The full clinical codes in NHS hospital episode statistics (HES) data should be treated with caution. The first three characters of ICD-9 codes for diagnoses and the OPCS-4 codes for procedures were more reliable. For some specific conditions such as asthma and fractured femur, reliability of the first three characters is much higher (for example, 86 per cent and 91 per cent for asthma in the two hospitals), but for the full codes can be worse. Secondary diagnoses or comorbidities may be significantly undercoded. A higher level of agreement in 1992-1993 than in 1991-1992 suggests that coding may be improving.

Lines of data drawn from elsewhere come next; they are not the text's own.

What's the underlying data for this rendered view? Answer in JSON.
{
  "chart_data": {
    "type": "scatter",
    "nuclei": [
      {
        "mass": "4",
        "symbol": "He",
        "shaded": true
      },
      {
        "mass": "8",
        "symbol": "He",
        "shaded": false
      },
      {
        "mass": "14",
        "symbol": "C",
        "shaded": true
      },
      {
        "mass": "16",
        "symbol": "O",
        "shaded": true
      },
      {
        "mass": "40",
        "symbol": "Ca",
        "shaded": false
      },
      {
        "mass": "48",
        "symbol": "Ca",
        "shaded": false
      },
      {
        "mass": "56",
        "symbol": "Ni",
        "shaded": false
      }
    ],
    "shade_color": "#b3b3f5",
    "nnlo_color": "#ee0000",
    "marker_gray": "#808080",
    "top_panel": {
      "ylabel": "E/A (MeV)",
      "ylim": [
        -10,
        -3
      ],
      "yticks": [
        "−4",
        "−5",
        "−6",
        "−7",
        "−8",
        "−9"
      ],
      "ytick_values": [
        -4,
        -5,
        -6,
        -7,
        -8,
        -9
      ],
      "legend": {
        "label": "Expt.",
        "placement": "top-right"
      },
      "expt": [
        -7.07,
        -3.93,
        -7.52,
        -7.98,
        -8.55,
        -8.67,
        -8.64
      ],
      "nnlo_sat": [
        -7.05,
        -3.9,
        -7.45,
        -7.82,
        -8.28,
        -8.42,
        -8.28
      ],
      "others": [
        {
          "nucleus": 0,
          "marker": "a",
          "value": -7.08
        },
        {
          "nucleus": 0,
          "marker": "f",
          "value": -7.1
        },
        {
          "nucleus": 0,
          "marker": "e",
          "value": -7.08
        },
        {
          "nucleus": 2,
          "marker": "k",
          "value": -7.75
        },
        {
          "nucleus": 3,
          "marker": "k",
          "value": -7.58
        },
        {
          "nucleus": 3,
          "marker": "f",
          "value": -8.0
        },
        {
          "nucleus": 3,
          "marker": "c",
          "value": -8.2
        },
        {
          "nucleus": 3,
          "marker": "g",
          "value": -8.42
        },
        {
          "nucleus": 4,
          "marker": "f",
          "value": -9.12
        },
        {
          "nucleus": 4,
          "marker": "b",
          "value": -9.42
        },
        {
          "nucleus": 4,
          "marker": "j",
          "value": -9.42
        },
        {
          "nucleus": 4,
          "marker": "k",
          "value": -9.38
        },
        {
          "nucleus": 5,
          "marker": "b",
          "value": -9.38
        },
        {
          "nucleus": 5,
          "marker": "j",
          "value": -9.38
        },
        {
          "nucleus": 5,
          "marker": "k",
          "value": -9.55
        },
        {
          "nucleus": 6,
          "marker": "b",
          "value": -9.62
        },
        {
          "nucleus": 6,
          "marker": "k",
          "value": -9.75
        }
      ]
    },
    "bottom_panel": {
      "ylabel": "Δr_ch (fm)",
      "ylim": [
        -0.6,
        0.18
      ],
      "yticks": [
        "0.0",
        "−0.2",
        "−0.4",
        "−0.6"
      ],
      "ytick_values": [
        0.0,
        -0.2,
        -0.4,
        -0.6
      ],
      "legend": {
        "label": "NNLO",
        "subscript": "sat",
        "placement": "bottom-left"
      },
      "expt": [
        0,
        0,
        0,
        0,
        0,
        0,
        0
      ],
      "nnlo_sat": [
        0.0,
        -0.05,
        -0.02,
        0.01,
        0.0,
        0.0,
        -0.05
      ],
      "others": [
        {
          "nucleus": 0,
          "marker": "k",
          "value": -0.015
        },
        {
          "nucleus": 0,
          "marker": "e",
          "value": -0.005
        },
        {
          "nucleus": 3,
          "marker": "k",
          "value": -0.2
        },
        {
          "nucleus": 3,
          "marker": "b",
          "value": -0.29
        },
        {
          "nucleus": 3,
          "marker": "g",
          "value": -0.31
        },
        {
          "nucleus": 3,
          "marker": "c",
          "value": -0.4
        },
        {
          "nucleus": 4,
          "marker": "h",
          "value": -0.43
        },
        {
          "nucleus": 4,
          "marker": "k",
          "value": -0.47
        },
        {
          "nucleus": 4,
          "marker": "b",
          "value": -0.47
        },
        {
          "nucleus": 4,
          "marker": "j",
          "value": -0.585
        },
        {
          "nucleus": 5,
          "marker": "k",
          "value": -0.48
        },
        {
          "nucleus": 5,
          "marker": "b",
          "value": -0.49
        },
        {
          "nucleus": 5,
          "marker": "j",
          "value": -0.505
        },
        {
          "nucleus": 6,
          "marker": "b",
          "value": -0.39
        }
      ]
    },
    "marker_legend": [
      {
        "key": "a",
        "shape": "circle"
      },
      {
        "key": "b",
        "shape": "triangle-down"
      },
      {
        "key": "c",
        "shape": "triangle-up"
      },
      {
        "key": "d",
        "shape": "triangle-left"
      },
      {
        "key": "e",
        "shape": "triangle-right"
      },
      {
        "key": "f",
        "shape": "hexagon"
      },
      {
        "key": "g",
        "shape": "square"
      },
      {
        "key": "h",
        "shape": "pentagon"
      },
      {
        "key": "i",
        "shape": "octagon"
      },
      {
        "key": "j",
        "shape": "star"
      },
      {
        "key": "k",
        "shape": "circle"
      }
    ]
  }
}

本研究旨在评估泰晤士河西北地区两家国民保健服务医院临床编码的可重复性。
进行了一项回顾性审计,涉及医院病历统计中的临床编码,将当地工作人员分配的编码与不知晓当地所分配编码的外部团队成员所分配的编码进行比较。当本地编码员和外部编码员意见不一致时,由另一位独立编码员对记录进行第三次审查。研究对象是1991年至1993年间1607例非产科、非精神科住院病例的随机样本,按年份和疾病类型(哮喘、糖尿病、阑尾炎、股骨骨折和“综合”——随机选取的任何诊断)分层。主要结局指标是本地和外部团队在主要诊断和手术编码上的完全一致水平,以及近似一致水平(针对诊断的ICD - 9编码的前三个字符和针对手术的OPCS - 4编码的字母及前两位数字)。对于存在分歧的情况,结局指标是“第三位”编码员与本地和外部编码员的一致水平。
对于医院A“综合”组的主要诊断,内部和外部编码员在所审查的住院病例中有43%完全一致,55%“近似”一致(kappa = 0.54)。对于医院B,相应数字分别为60%和72%(kappa = 0.72)。对于所考虑的特定疾病,近似一致率更高,尤其是哮喘(A:86%;B:91%)和股骨骨折(A:84%;B:89%)。对于医院A的主要手术,完全一致率为58%,近似一致率为70%(kappa = 0.66)。对于医院B,相应数字分别为76%和83%(kappa = 0.80)。在主要诊断的ICD - 9编码前三位数字存在分歧的情况下,第三位编码员在医院A与本地和外部编码员意见均不一致的情况占53%,在医院B占38%。1992 - 1993年出院病例的一致性略好于1991 - 1992年。
国民保健服务医院病历统计(HES)数据中的完整临床编码应谨慎对待。诊断的ICD - 9编码和手术的OPCS - 4编码的前三个字符更可靠。对于某些特定病症,如哮喘和股骨骨折,前三个字符的可靠性要高得多(例如,两家医院哮喘的可靠性分别为86%和91%),但对于完整编码可能较差。次要诊断或合并症可能编码严重不足。1992 - 1993年的一致水平高于1991 - 1992年,表明编码可能在改进。